The recipe called for cinnamon, nutmeg and what she called ‘mixed spice’. I made my own mixed spice with a star anise, some cardomon pods, a couple of cloves, and a few black pepper corns. I ran them thought the spice blender.

She has ground ginger in her mixed spice. I dislike the taste of ground ginger so I added ½ a box of candied ginger.

The next ingredient is dried fruit. I used raisins, not very northwest, but necessary. I substituted dried cranberries and blueberries for the sultanas and currents. I skipped the glace cherries, and used dried Bings instead. I couldn’t find candied orange peel at Whole Foods, so I used the grated rind and juice of three clementines.  Instead of pecans I used Northwest hazelnuts.

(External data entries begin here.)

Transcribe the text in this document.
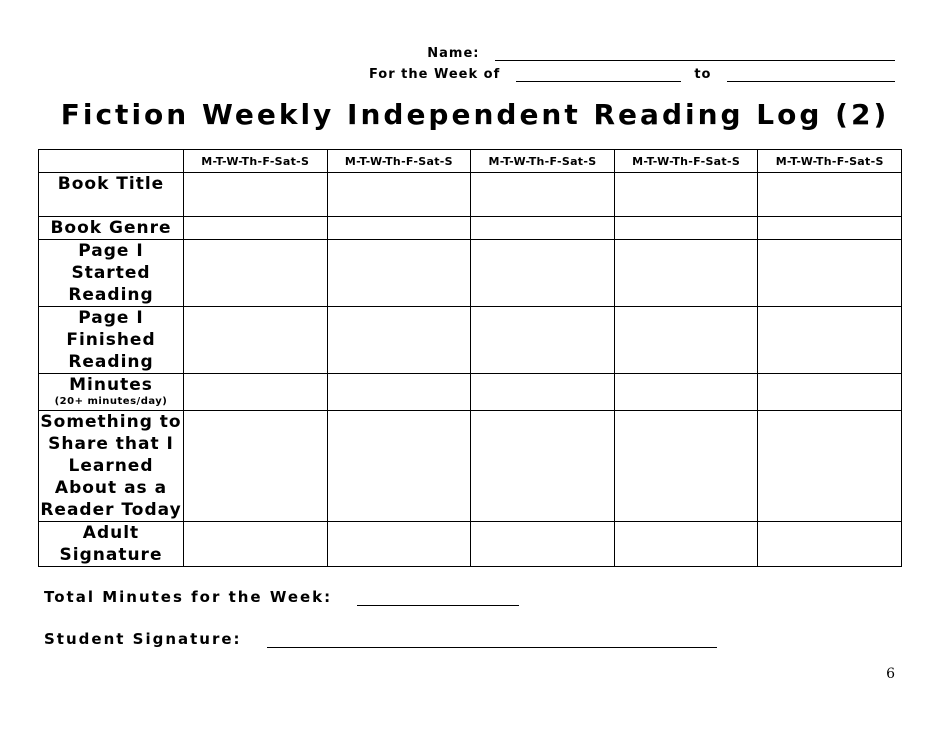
Name:
For the Week of	to
Fiction Weekly Independent Reading Log (2)
	M-T-W-Th-F-Sat-S	M-T-W-Th-F-Sat-S	M-T-W-Th-F-Sat-S	M-T-W-Th-F-Sat-S	M-T-W-Th-F-Sat-S
Book Title					
Book Genre					
Page I Started Reading					
Page I Finished Reading					
Minutes
(20+ minutes/day)					

Something to Share that I Learned About as a Reader Today					
Adult Signature					
Total Minutes for the Week:
Student Signature:
6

The original recipe adds brandy at the end. Since I don’t drink, this was a little bit of a challenge. Our local liquor store had no miniatures of brandy, so I bought a miniature of Irish Whiskey. I added it at the beginning to give the alcohol a nice long chance to cook out.


2 Cups Apple Cider

2 Cups light brown sugar

1&1/2 pounds tart apples, peeled and finely chopped

1 pound fresh quince, peeled, shredded or chopped

½ t freshly grated nutmeg (about 1/3 of a nut)

½ t ground cinnamon

Spice blend – one star anise, 4 cloves, 4 cardamom pods and 4 peppercorns, ground

2 oz candied ginger, finely chopped (about 1/3 cup)

2 Cups raisins

1 cup dried sweetened cherries

1 cup dried blueberries

1 cup dried cranberries

Juice and zest of three clementines

Juice and zest of a lemon

Miniature bottle of booze of your choice – brandy, whisky  etc.

¼ cup real maple syrup

Put the cider and the sugar in a nice big pot with a heavy bottom. Heat and melt until the sugar is dissolved. Add all the other ingredients except the maple syrup.  Cook for about one hour at a low simmer until dark and delicious. Add the maple syrup at the end. If you like a more alcohol flavored mincemeat, add the liquor at the end.

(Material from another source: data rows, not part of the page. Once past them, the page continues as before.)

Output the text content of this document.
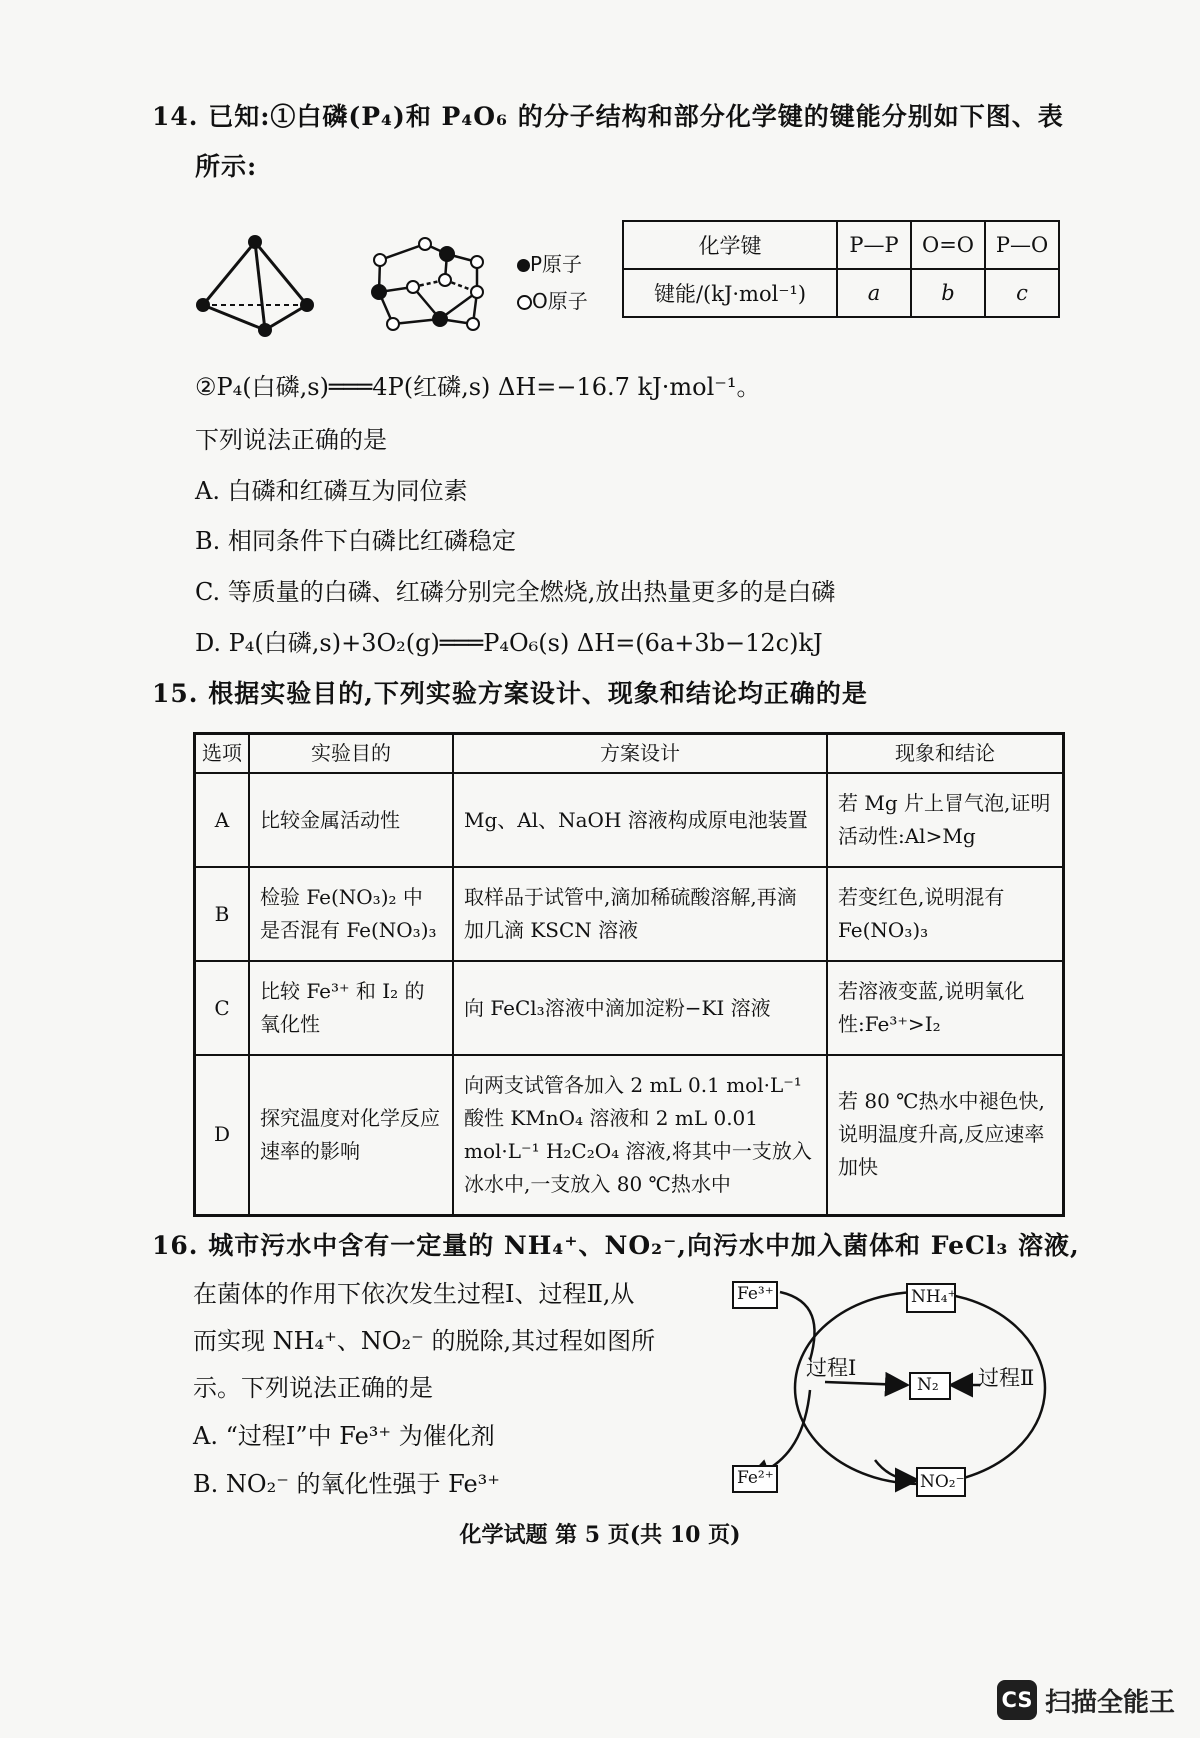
14. 已知:①白磷(P₄)和 P₄O₆ 的分子结构和部分化学键的键能分别如下图、表
所示:
P原子
O原子
化学键	P—P	O=O	P—O
键能/(kJ·mol⁻¹)	a	b	c
②P₄(白磷,s)═══4P(红磷,s) ΔH=−16.7 kJ·mol⁻¹。
下列说法正确的是
A. 白磷和红磷互为同位素
B. 相同条件下白磷比红磷稳定
C. 等质量的白磷、红磷分别完全燃烧,放出热量更多的是白磷
D. P₄(白磷,s)+3O₂(g)═══P₄O₆(s) ΔH=(6a+3b−12c)kJ
15. 根据实验目的,下列实验方案设计、现象和结论均正确的是
选项	实验目的	方案设计	现象和结论
A	比较金属活动性	Mg、Al、NaOH 溶液构成原电池装置	若 Mg 片上冒气泡,证明活动性:Al>Mg
B	检验 Fe(NO₃)₂ 中是否混有 Fe(NO₃)₃	取样品于试管中,滴加稀硫酸溶解,再滴加几滴 KSCN 溶液	若变红色,说明混有 Fe(NO₃)₃
C	比较 Fe³⁺ 和 I₂ 的氧化性	向 FeCl₃溶液中滴加淀粉−KI 溶液	若溶液变蓝,说明氧化性:Fe³⁺>I₂
D	探究温度对化学反应速率的影响	向两支试管各加入 2 mL 0.1 mol·L⁻¹酸性 KMnO₄ 溶液和 2 mL 0.01 mol·L⁻¹ H₂C₂O₄ 溶液,将其中一支放入冰水中,一支放入 80 ℃热水中	若 80 ℃热水中褪色快,说明温度升高,反应速率加快
16. 城市污水中含有一定量的 NH₄⁺、NO₂⁻,向污水中加入菌体和 FeCl₃ 溶液,
在菌体的作用下依次发生过程Ⅰ、过程Ⅱ,从
而实现 NH₄⁺、NO₂⁻ 的脱除,其过程如图所
示。下列说法正确的是
A. “过程Ⅰ”中 Fe³⁺ 为催化剂
B. NO₂⁻ 的氧化性强于 Fe³⁺
Fe³⁺	NH₄⁺
N₂
Fe²⁺	NO₂⁻
过程Ⅰ	过程Ⅱ
化学试题 第 5 页(共 10 页)
CS 扫描全能王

I canned this in pint jars, in the normal way, but it will last for a long time (months) in the refrigerator. Its best after it rests for a while, a couple of weeks is great.


Day after postscript. I tried this this morning in a little tart. It’s fruitier than traditional mincemeat, and the cherries stand out. The hazelnuts (filberts to some of you) are a great flavor and texture addition. I’m looking forward to a pie at Christmas.